If I speak in the heart language of my focus people group, but do not have love, I am only a fluent gong. If I have the gift of pioneering and can fathom all cultural mysteries and all missiology, and if I have a faith that can believe for big numbers, but do not have love, I am zero. If I give all I possess to the poor and give over my body to go to hard places (and sometimes I may boast about it), but do not have love, I gain nothing.

Paul and his team’s motivation is again clear when he writes about engaging with the Thessalonians, “But we were gentle among you, like a nursing mother taking care of her own children. So, being affectionately desirous of you, we were ready to share with you not only the gospel of God but also our own selves, because you had become very dear to us” (1 Thess 2:7–8). It’s hard to imagine that this collective expression of love was not also true within Paul’s team. Loving one another has a way of spilling out to others.

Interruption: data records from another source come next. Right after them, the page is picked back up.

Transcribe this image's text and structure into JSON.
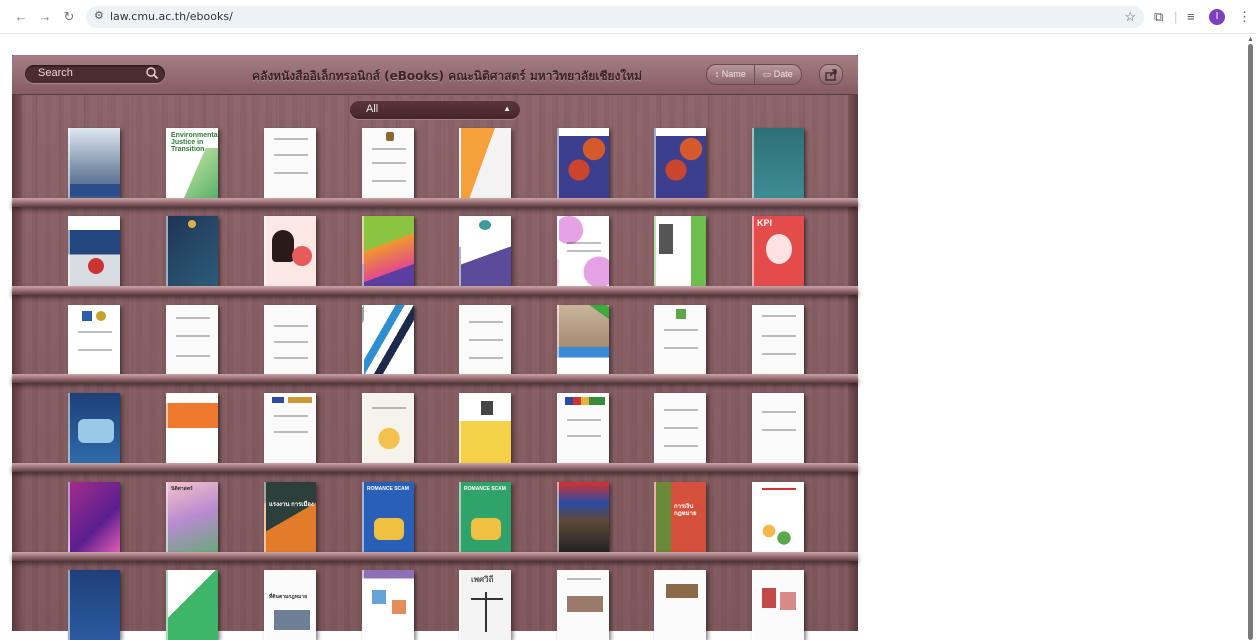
{
  "browser": {
    "url": "law.cmu.ac.th/ebooks/",
    "avatar_letter": "I"
  },
  "toolbar": {
    "search_label": "Search",
    "title": "คลังหนังสืออิเล็กทรอนิกส์ (eBooks) คณะนิติศาสตร์ มหาวิทยาลัยเชียงใหม่",
    "sort_name": "Name",
    "sort_date": "Date",
    "filter_value": "All"
  },
  "covers": {
    "book_1_2": "Environmental Justice in Transition",
    "book_3_8": "KPI",
    "book_5_2": "นิติศาสตร์",
    "book_5_3": "แรงงาน การเมือง",
    "book_5_4": "ROMANCE SCAM",
    "book_5_5": "ROMANCE SCAM",
    "book_5_7": "การเงิน กฎหมาย",
    "book_6_3": "ที่ดินตามกฎหมาย",
    "book_6_5": "เพศวิถี"
  }
}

Practical Ways to Stir Up Love

Matthew 24:12 challenges each generation to measure the temperature of its love—it can grow cold. An active, sacrificial, truth-anchored affection for God, neighbor, and each other will be visible. We should reflect on how it is showing up in our lives. Perhaps it could be a regular rhythm of a team’s conversations.

The “one anothers” of the New Testament are very helpful for reminding us how to work out love in practical ways. Beyond mere sentiment and words, the more than fifty occasions of “one another” in Scripture will surely surface some actions and attitudes we can refresh or repent of.

Ask for feedback from friends, spouse, colleagues, pastors, or coaches. We might think we are doing just fine, but there will be actionable insights from honest, caring ones in the community.

A good friend, Von Gelder, said recently, “Love is the hardest thing we ever do.” I agree. Let us make sure it is not the thing we hardly do.

1 Lowney, Chris, Heroic Leadership (Chicago, IL: Loyola Press, 2003), 32.

Author

Dwight Daniel (Pseudonym)

Dwight Daniel recently finished his term as an International Director of a faith-based charity. Before that, he and his wife and children lived in North Africa, inviting Muslims to follow Jesus, while working in photography and adventure tourism.
All Scripture references are from the ESV.